Just that fact alone should IMO be an issue as NKCV, and these auhors personally, directly benefit from a positive result in several ways.
But the grant application alone lists 3 things that
I think are each big conflicts of interest. (See screenshots attached)
- The researchers boast that "If shown to be effective, fast implementation of CBT will be possible due to the expertise and experience present in the project group.". They lists that this is because the project group contains cognitive-behavioural therapists, "researchers with experience in nationwide implementation of behavioural interventions, and clinicians and institutes with experience in the training and supervision of therapists in new internet interventions."
So the NKCV team are raring to go with this, and will themselves supply the "tested" therapy and set up its implementation elsewhere. This is extra bad as Knoop & co, in their project proposal to ZonMW, made clear in May 2020 that they expected Long COVID to become an issue (so lots op potential clients for them), saying that the COVID-19 pandemic "will likely result in debilitating long-term symptoms in a large group of patients." (bolding theirs) (Instead of warning people that they foresaw this, they cheer over the "unique opportunity" this was.)
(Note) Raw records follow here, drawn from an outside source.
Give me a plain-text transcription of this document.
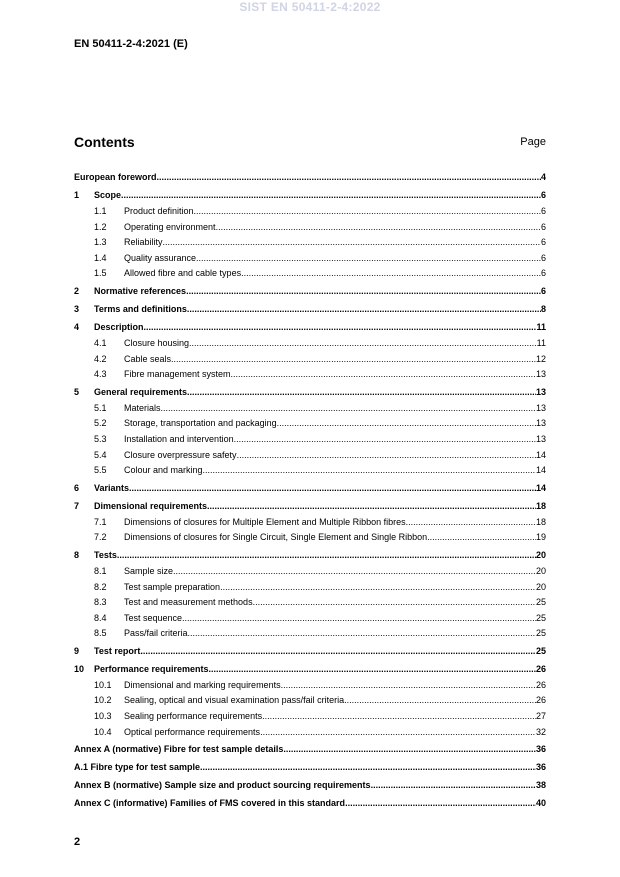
SIST EN 50411-2-4:2022
EN 50411-2-4:2021 (E)
Contents	Page
European foreword .....	4
1	Scope .....	6
1.1	Product definition .....	6
1.2	Operating environment .....	6
1.3	Reliability .....	6
1.4	Quality assurance .....	6
1.5	Allowed fibre and cable types .....	6
2	Normative references .....	6
3	Terms and definitions .....	8
4	Description .....	11
4.1	Closure housing .....	11
4.2	Cable seals .....	12
4.3	Fibre management system .....	13
5	General requirements .....	13
5.1	Materials .....	13
5.2	Storage, transportation and packaging .....	13
5.3	Installation and intervention .....	13
5.4	Closure overpressure safety .....	14
5.5	Colour and marking .....	14
6	Variants .....	14
7	Dimensional requirements .....	18
7.1	Dimensions of closures for Multiple Element and Multiple Ribbon fibres .....	18
7.2	Dimensions of closures for Single Circuit, Single Element and Single Ribbon .....	19
8	Tests .....	20
8.1	Sample size .....	20
8.2	Test sample preparation .....	20
8.3	Test and measurement methods .....	25
8.4	Test sequence .....	25
8.5	Pass/fail criteria .....	25
9	Test report .....	25
10	Performance requirements .....	26
10.1	Dimensional and marking requirements .....	26
10.2	Sealing, optical and visual examination pass/fail criteria .....	26
10.3	Sealing performance requirements .....	27
10.4	Optical performance requirements .....	32
Annex A (normative) Fibre for test sample details .....	36
A.1 Fibre type for test sample .....	36
Annex B (normative) Sample size and product sourcing requirements .....	38
Annex C (informative) Families of FMS covered in this standard .....	40
2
- A 12 month follow-up to this study is planned, which is likely to be funded by NKCV. So found effectiveness leads to another study/publication, funding for another study & publication (which could also be from ZonMw again), and the opportunity to fund another publication by the industry. (These are three different ways of having benefit from a positive result.) Also: NKCV, a CBT treatment center directed by the senior author and grant applicant, that plans to comprehensively apply CBT and gain income based on this study, funding a follow-up on this trial - nothing to see here folks.
- The project group "will train and supervise therapists who want to deliver the intervention. For this we will develop a training programme." For NKCV (home of the leading author and senior author and grant applicant) training is one of their three activities. I doubt that the project group will provide such training and supervising for free.
So I see three ways in which NKCV announces to immediately benefit from a positive result. Still, the study protocol states under COI statement: "The authors declare that they have no competing interests."
In 2020,
Ostengard et al. stated that: "Funding by a commercial source (eg, a pharmaceutical or medical device company) and authors’ financial conflicts of interest have been shown to be associated with statistically significant results and favourable trial conclusions being reported more frequently." (
link)
To me it seems an obvious and huge problem that disqualifies this study as independent/free of bias & conflict of interest, but they are so open and blatant about it that I'm even starting to doubt myself.